In the 19th century, some musicians - often virtuoso string soloists who played unaccompanied - reversed the paradigm. As performers they tended to focus on the linear aspects of music. For them, D-sharp was played as a leading-tone and would sound HIGHER in pitch than E-flat because of the voice leading. This was the opposite practice of what was done just a century earlier, and this is the current belief, concept, and standard today. It is the convention practiced by the majority of mainstream classical musicians in the 2oth and 21st centuries - although this norm apparently has little acoustical, historical, or theoretical ground to stand on.

The current practice of tuning pianos with ET seems to be a bit of a fraud too. When one analyses what piano tuners actually do in terms of temperament, the result is somewhat sketchy and amorphous. Find me two different pianos, and I'll show you two different tuning standards. It's the invisible elephant in the room. Good piano tuners and excellent chefs don't share their secrets.

Our contemporary bias in favor of scientific and mathematical clarity with tuning systems too often seems to go against our better musical instincts and natural hearing.

While I found Duffin's talk very enlightening, I'm not a music historian. Overall I consider myself pretty liberal when it comes to performance practice.

For me, music is not the acoustical properties of the sound, but the ideas behind its presumed imperfect acoustical representation. In my mind, the tuning and temperament purity argument is a little like saying it's better to read a book printed at 1200 dpi than 300 dpi. The higher resolution allows for a better and more accurate representation of the typeface.

Isn't that kind of missing the point of what music is all about?

Duffin played a few musical examples to illustrate his points. One example utilized an electronically produced and scientifically accurate realization of a piano work in two contrasting temperaments. While I have to say there was a subtle but discernible difference between them - and that the non-ET version sounded less strained, warmer, and had less beating of upper harmonics - I was not overly impressed with the improved version. It wasn't at all like seeing a movie in 3D for the first time after having only known the standard format.

Given all of the factors that go into experiencing a work of music, the tuning aspect pales in comparison. To my ears, the version of temperament that is used is fairly trivial. I don't go to concerts to listen to intonation, and "imprecision" in performance normally doesn't bother me (unless it is really, really bad).
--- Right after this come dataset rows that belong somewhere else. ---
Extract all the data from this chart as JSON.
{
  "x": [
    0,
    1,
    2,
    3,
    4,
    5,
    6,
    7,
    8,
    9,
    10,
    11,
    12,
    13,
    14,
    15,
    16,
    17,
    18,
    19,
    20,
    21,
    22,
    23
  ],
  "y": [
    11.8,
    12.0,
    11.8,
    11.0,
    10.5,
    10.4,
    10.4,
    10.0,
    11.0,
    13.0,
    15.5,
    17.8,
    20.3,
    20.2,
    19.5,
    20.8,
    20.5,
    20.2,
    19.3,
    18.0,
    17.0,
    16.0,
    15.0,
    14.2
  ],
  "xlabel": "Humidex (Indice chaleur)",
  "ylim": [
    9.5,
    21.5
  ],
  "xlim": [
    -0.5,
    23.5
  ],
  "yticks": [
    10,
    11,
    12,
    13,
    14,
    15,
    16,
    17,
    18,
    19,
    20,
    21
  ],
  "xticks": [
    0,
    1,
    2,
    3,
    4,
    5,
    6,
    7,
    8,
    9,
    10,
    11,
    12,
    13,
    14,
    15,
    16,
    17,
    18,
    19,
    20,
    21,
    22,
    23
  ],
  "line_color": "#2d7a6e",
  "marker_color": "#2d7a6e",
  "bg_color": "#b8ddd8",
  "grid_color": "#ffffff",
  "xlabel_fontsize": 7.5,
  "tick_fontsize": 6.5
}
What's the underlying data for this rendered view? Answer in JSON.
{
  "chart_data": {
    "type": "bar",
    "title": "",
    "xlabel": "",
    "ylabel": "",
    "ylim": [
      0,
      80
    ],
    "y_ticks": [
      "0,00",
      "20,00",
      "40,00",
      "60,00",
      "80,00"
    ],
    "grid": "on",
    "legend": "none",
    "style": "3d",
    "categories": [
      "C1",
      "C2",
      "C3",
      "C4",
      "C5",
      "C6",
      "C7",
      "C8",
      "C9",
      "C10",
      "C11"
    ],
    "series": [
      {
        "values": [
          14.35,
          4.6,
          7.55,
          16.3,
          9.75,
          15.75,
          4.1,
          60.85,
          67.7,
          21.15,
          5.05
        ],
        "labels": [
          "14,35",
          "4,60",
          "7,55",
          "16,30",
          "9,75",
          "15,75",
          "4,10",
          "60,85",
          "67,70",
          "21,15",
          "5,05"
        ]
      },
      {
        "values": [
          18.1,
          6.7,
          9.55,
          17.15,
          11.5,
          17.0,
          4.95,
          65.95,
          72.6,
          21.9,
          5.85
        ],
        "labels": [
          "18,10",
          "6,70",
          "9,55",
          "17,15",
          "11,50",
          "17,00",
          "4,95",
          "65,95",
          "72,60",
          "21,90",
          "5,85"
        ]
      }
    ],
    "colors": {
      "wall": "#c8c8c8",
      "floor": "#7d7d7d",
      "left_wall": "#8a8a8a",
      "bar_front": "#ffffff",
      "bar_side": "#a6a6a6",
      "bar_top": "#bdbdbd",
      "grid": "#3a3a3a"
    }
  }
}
Another thing I realized from Duffin's presentation is that the social aspects of music making override the theoretical rules that theorists claim exist. It could be that every accomplished musician has their own unique tuning system. This is what makes one great violinist different from another. They just hear notes and intervals differently - as if it were part of their musical DNA or cultural context. In practice the range of expression possible in the production of a major-third, or a perfect-fifth can vary enormously. There are more gradations than even an enharmonic sharp or flat. Ask any microtonalist.

ET is no more than an approximation and a guidepost. It has never been more than a musical version of lane-lines painted on the highway. No musician in their right mind would expect all music to conform to such a limited and restrictive tuning system. It's a framework, not a Draconian pitch-grid where your teacher will swat your fingers with a ruler if you go outside of the lines.

On the other hand, alternative tuning systems to ET that have been (or likely will be) proposed are also a compromise. I hate to break the news, but no tuning-system Utopia exists - at least with the 12-note to the octave standard. In the end, ANY tuning system will only function as a rough and imperfect road map for the fabulous musical excursions that practicing musicians will inevitably take us on.

I don't buy the argument that equal-temperament has ruined harmony, and I don't think we have to worry about it either. There are much bigger bones to pick. You can sleep soundly at night knowing that music will still be there for you the next morning, equal-temperament or not.